La Corte dei Conti, sezione di appello della Sicilia, con sentenza n. 210/2015, ha statuito che i dipendenti pubblici che svolgono attività lavorative per altri soggetti, sia che si tratti di pubbliche amministrazioni o di datori di lavoro privati – e che non siano autorizzati, anche se queste prestazioni hanno natura privatistica, devono versare al fondo per la contrattazione decentrata della amministrazione datore di lavoro tutti i compensi ricevuti per questa via. A tale sanzione va, poi, ad aggiungersi l’obbligo della irrogazioni di misure disciplinari, che possono arrivare al culmine massimo del licenziamento senza preavviso.

La circostanza che la prima attività fosse preesistente e svolta per lungo tempo all’atto della assunzione presso l’ente e che il dipendente abbia dichiarato espressamente e formalmente la sussistenza di condizioni di incompatibilità, porta a ritenere che la condotta del dipendente deve essere definita come dolosa e non come gravemente colposa.

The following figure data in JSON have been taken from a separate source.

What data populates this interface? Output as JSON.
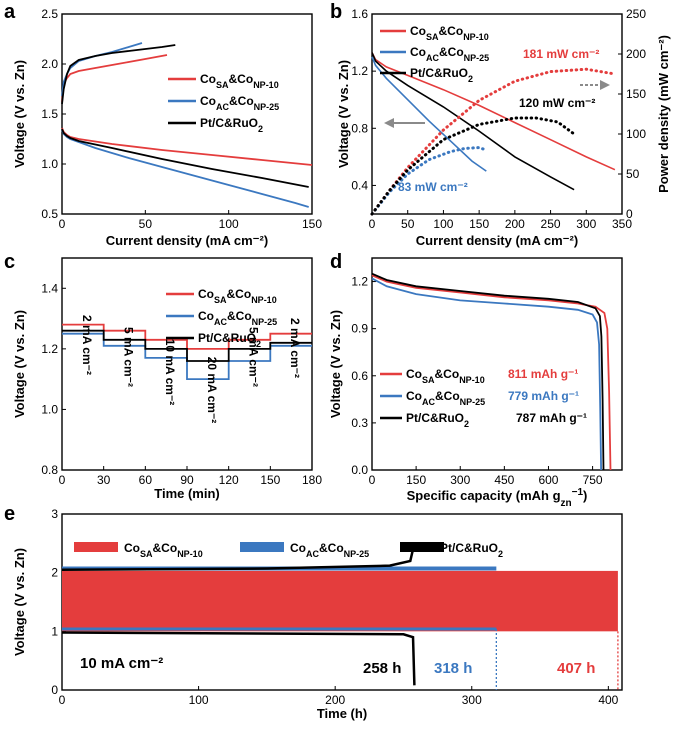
{
  "colors": {
    "red": "#e43d3d",
    "blue": "#3b78c0",
    "black": "#000000",
    "grey": "#8a8a8a"
  },
  "chart_data": [
    {
      "panel": "a",
      "type": "line",
      "xlabel": "Current density (mA cm⁻²)",
      "ylabel": "Voltage (V vs. Zn)",
      "xlim": [
        0,
        150
      ],
      "ylim": [
        0.5,
        2.5
      ],
      "xticks": [
        0,
        50,
        100,
        150
      ],
      "yticks": [
        0.5,
        1.0,
        1.5,
        2.0,
        2.5
      ],
      "legend": [
        {
          "base": "Co",
          "sub1": "SA",
          "mid": "&Co",
          "sub2": "NP-10",
          "color": "red"
        },
        {
          "base": "Co",
          "sub1": "AC",
          "mid": "&Co",
          "sub2": "NP-25",
          "color": "blue"
        },
        {
          "base": "Pt/C&RuO",
          "sub1": "2",
          "mid": "",
          "sub2": "",
          "color": "black"
        }
      ],
      "series": [
        {
          "name": "CoSA&CoNP-10 charge",
          "color": "red",
          "x": [
            0,
            1,
            3,
            5,
            10,
            20,
            30,
            40,
            50,
            63
          ],
          "y": [
            1.62,
            1.8,
            1.86,
            1.9,
            1.93,
            1.96,
            1.99,
            2.02,
            2.05,
            2.09
          ]
        },
        {
          "name": "CoSA&CoNP-10 discharge",
          "color": "red",
          "x": [
            0,
            1,
            3,
            5,
            10,
            30,
            60,
            90,
            120,
            150
          ],
          "y": [
            1.36,
            1.32,
            1.29,
            1.27,
            1.25,
            1.2,
            1.14,
            1.09,
            1.04,
            0.99
          ]
        },
        {
          "name": "CoAC&CoNP-25 charge",
          "color": "blue",
          "x": [
            0,
            1,
            3,
            5,
            10,
            20,
            30,
            40,
            48
          ],
          "y": [
            1.68,
            1.82,
            1.9,
            1.96,
            2.03,
            2.08,
            2.12,
            2.17,
            2.21
          ]
        },
        {
          "name": "CoAC&CoNP-25 discharge",
          "color": "blue",
          "x": [
            0,
            1,
            3,
            5,
            10,
            20,
            40,
            60,
            80,
            100,
            120,
            140,
            148
          ],
          "y": [
            1.34,
            1.3,
            1.27,
            1.25,
            1.22,
            1.16,
            1.06,
            0.97,
            0.88,
            0.79,
            0.7,
            0.61,
            0.57
          ]
        },
        {
          "name": "Pt/C&RuO2 charge",
          "color": "black",
          "x": [
            0,
            1,
            3,
            5,
            10,
            20,
            30,
            40,
            50,
            60,
            68
          ],
          "y": [
            1.6,
            1.75,
            1.9,
            1.98,
            2.04,
            2.08,
            2.11,
            2.13,
            2.15,
            2.17,
            2.19
          ]
        },
        {
          "name": "Pt/C&RuO2 discharge",
          "color": "black",
          "x": [
            0,
            1,
            3,
            5,
            10,
            30,
            60,
            90,
            120,
            148
          ],
          "y": [
            1.35,
            1.31,
            1.28,
            1.26,
            1.23,
            1.16,
            1.05,
            0.95,
            0.86,
            0.77
          ]
        }
      ]
    },
    {
      "panel": "b",
      "type": "line",
      "xlabel": "Current density (mA cm⁻²)",
      "ylabel": "Voltage (V vs. Zn)",
      "ylabel2": "Power density (mW cm⁻²)",
      "xlim": [
        0,
        350
      ],
      "ylim": [
        0.2,
        1.6
      ],
      "y2lim": [
        0,
        250
      ],
      "xticks": [
        0,
        50,
        100,
        150,
        200,
        250,
        300,
        350
      ],
      "yticks": [
        0.4,
        0.8,
        1.2,
        1.6
      ],
      "y2ticks": [
        0,
        50,
        100,
        150,
        200,
        250
      ],
      "legend": [
        {
          "base": "Co",
          "sub1": "SA",
          "mid": "&Co",
          "sub2": "NP-10",
          "color": "red"
        },
        {
          "base": "Co",
          "sub1": "AC",
          "mid": "&Co",
          "sub2": "NP-25",
          "color": "blue"
        },
        {
          "base": "Pt/C&RuO",
          "sub1": "2",
          "mid": "",
          "sub2": "",
          "color": "black"
        }
      ],
      "annotations": [
        "181 mW cm⁻²",
        "120 mW cm⁻²",
        "83 mW cm⁻²"
      ],
      "series": [
        {
          "name": "CoSA&CoNP-10 voltage",
          "color": "red",
          "axis": "left",
          "x": [
            0,
            5,
            20,
            50,
            100,
            150,
            200,
            250,
            300,
            340
          ],
          "y": [
            1.33,
            1.28,
            1.23,
            1.17,
            1.07,
            0.96,
            0.84,
            0.72,
            0.6,
            0.51
          ]
        },
        {
          "name": "CoAC&CoNP-25 voltage",
          "color": "blue",
          "axis": "left",
          "x": [
            0,
            5,
            20,
            50,
            80,
            110,
            140,
            160
          ],
          "y": [
            1.3,
            1.24,
            1.15,
            1.0,
            0.85,
            0.71,
            0.57,
            0.5
          ]
        },
        {
          "name": "Pt/C&RuO2 voltage",
          "color": "black",
          "axis": "left",
          "x": [
            0,
            5,
            20,
            50,
            100,
            150,
            200,
            250,
            283
          ],
          "y": [
            1.33,
            1.27,
            1.2,
            1.1,
            0.95,
            0.78,
            0.6,
            0.46,
            0.37
          ]
        },
        {
          "name": "CoSA&CoNP-10 power",
          "color": "red",
          "axis": "right",
          "dotted": true,
          "x": [
            0,
            25,
            50,
            100,
            150,
            200,
            250,
            300,
            340
          ],
          "y": [
            0,
            30,
            58,
            105,
            142,
            166,
            178,
            181,
            175
          ]
        },
        {
          "name": "CoAC&CoNP-25 power",
          "color": "blue",
          "axis": "right",
          "dotted": true,
          "x": [
            0,
            25,
            50,
            80,
            110,
            130,
            150,
            160
          ],
          "y": [
            0,
            28,
            50,
            68,
            78,
            82,
            83,
            80
          ]
        },
        {
          "name": "Pt/C&RuO2 power",
          "color": "black",
          "axis": "right",
          "dotted": true,
          "x": [
            0,
            25,
            50,
            100,
            150,
            200,
            230,
            260,
            283
          ],
          "y": [
            0,
            30,
            55,
            93,
            112,
            120,
            120,
            115,
            100
          ]
        }
      ]
    },
    {
      "panel": "c",
      "type": "line",
      "xlabel": "Time (min)",
      "ylabel": "Voltage (V vs. Zn)",
      "xlim": [
        0,
        180
      ],
      "ylim": [
        0.8,
        1.5
      ],
      "xticks": [
        0,
        30,
        60,
        90,
        120,
        150,
        180
      ],
      "yticks": [
        0.8,
        1.0,
        1.2,
        1.4
      ],
      "segment_labels": [
        "2 mA cm⁻²",
        "5 mA cm⁻²",
        "10 mA cm⁻²",
        "20 mA cm⁻²",
        "5 mA cm⁻²",
        "2 mA cm⁻²"
      ],
      "legend": [
        {
          "base": "Co",
          "sub1": "SA",
          "mid": "&Co",
          "sub2": "NP-10",
          "color": "red"
        },
        {
          "base": "Co",
          "sub1": "AC",
          "mid": "&Co",
          "sub2": "NP-25",
          "color": "blue"
        },
        {
          "base": "Pt/C&RuO",
          "sub1": "2",
          "mid": "",
          "sub2": "",
          "color": "black"
        }
      ],
      "series": [
        {
          "name": "CoSA&CoNP-10",
          "color": "red",
          "x": [
            0,
            30,
            30,
            60,
            60,
            90,
            90,
            120,
            120,
            150,
            150,
            180
          ],
          "y": [
            1.28,
            1.28,
            1.26,
            1.26,
            1.23,
            1.23,
            1.2,
            1.2,
            1.23,
            1.23,
            1.25,
            1.25
          ]
        },
        {
          "name": "CoAC&CoNP-25",
          "color": "blue",
          "x": [
            0,
            30,
            30,
            60,
            60,
            90,
            90,
            120,
            120,
            150,
            150,
            180
          ],
          "y": [
            1.25,
            1.25,
            1.21,
            1.21,
            1.17,
            1.17,
            1.1,
            1.1,
            1.16,
            1.16,
            1.21,
            1.21
          ]
        },
        {
          "name": "Pt/C&RuO2",
          "color": "black",
          "x": [
            0,
            30,
            30,
            60,
            60,
            90,
            90,
            120,
            120,
            150,
            150,
            180
          ],
          "y": [
            1.26,
            1.26,
            1.23,
            1.23,
            1.2,
            1.2,
            1.16,
            1.16,
            1.2,
            1.2,
            1.22,
            1.22
          ]
        }
      ]
    },
    {
      "panel": "d",
      "type": "line",
      "xlabel": "Specific capacity (mAh g",
      "xlabel_sub": "zn",
      "xlabel_sup": "−1",
      "xlabel_end": ")",
      "ylabel": "Voltage (V vs. Zn)",
      "xlim": [
        0,
        850
      ],
      "ylim": [
        0,
        1.35
      ],
      "xticks": [
        0,
        150,
        300,
        450,
        600,
        750
      ],
      "yticks": [
        0.0,
        0.3,
        0.6,
        0.9,
        1.2
      ],
      "legend": [
        {
          "base": "Co",
          "sub1": "SA",
          "mid": "&Co",
          "sub2": "NP-10",
          "value": "811 mAh g⁻¹",
          "color": "red"
        },
        {
          "base": "Co",
          "sub1": "AC",
          "mid": "&Co",
          "sub2": "NP-25",
          "value": "779 mAh g⁻¹",
          "color": "blue"
        },
        {
          "base": "Pt/C&RuO",
          "sub1": "2",
          "mid": "",
          "sub2": "",
          "value": "787 mAh g⁻¹",
          "color": "black"
        }
      ],
      "series": [
        {
          "name": "CoSA&CoNP-10",
          "color": "red",
          "x": [
            0,
            50,
            150,
            300,
            450,
            600,
            700,
            760,
            790,
            800,
            806,
            811
          ],
          "y": [
            1.24,
            1.2,
            1.16,
            1.13,
            1.1,
            1.08,
            1.06,
            1.04,
            1.0,
            0.9,
            0.5,
            0.0
          ]
        },
        {
          "name": "CoAC&CoNP-25",
          "color": "blue",
          "x": [
            0,
            50,
            150,
            300,
            450,
            600,
            700,
            750,
            765,
            772,
            776,
            779
          ],
          "y": [
            1.22,
            1.17,
            1.12,
            1.08,
            1.06,
            1.04,
            1.02,
            0.99,
            0.94,
            0.8,
            0.4,
            0.0
          ]
        },
        {
          "name": "Pt/C&RuO2",
          "color": "black",
          "x": [
            0,
            50,
            150,
            300,
            450,
            600,
            700,
            760,
            775,
            780,
            784,
            787
          ],
          "y": [
            1.25,
            1.21,
            1.17,
            1.14,
            1.11,
            1.09,
            1.07,
            1.03,
            0.98,
            0.85,
            0.45,
            0.0
          ]
        }
      ]
    },
    {
      "panel": "e",
      "type": "area",
      "xlabel": "Time (h)",
      "ylabel": "Voltage (V vs. Zn)",
      "xlim": [
        0,
        410
      ],
      "ylim": [
        0,
        3
      ],
      "xticks": [
        0,
        100,
        200,
        300,
        400
      ],
      "yticks": [
        0,
        1,
        2,
        3
      ],
      "current_label": "10 mA cm⁻²",
      "legend": [
        {
          "base": "Co",
          "sub1": "SA",
          "mid": "&Co",
          "sub2": "NP-10",
          "color": "red"
        },
        {
          "base": "Co",
          "sub1": "AC",
          "mid": "&Co",
          "sub2": "NP-25",
          "color": "blue"
        },
        {
          "base": "Pt/C&RuO",
          "sub1": "2",
          "mid": "",
          "sub2": "",
          "color": "black"
        }
      ],
      "bands": [
        {
          "name": "Pt/C&RuO2",
          "color": "black",
          "x_end": 258,
          "y_low": 0.98,
          "y_high": 2.08,
          "label": "258 h"
        },
        {
          "name": "CoAC&CoNP-25",
          "color": "blue",
          "x_end": 318,
          "y_low": 1.04,
          "y_high": 2.07,
          "label": "318 h"
        },
        {
          "name": "CoSA&CoNP-10",
          "color": "red",
          "x_end": 407,
          "y_low": 1.0,
          "y_high": 2.03,
          "label": "407 h"
        }
      ]
    }
  ]
}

La sentenza dice che il dipendente «è obbligato a versare tutti gli emolumenti, a lui dovuti per tali attività, nel conto dell’entrata del bilancio dell’amministrazione d’appartenenza, affinché siano destinati a incrementare il fondo di produttività o fondi equivalenti». Le risorse vanno quindi al fondo per la contrattazione decentrata dell’ente da cui il lavoratore dipende. È da sottolineare, infine, che la sentenza di appello ha aumentato la misura della sanzione, portandola al totale dei compensi che il dipendente ha ricevuto per svolgere attività ulteriori senza essere previamente autorizzato, mentre in primo grado in via equitativa era stata prevista una riduzione della misura della sanzione.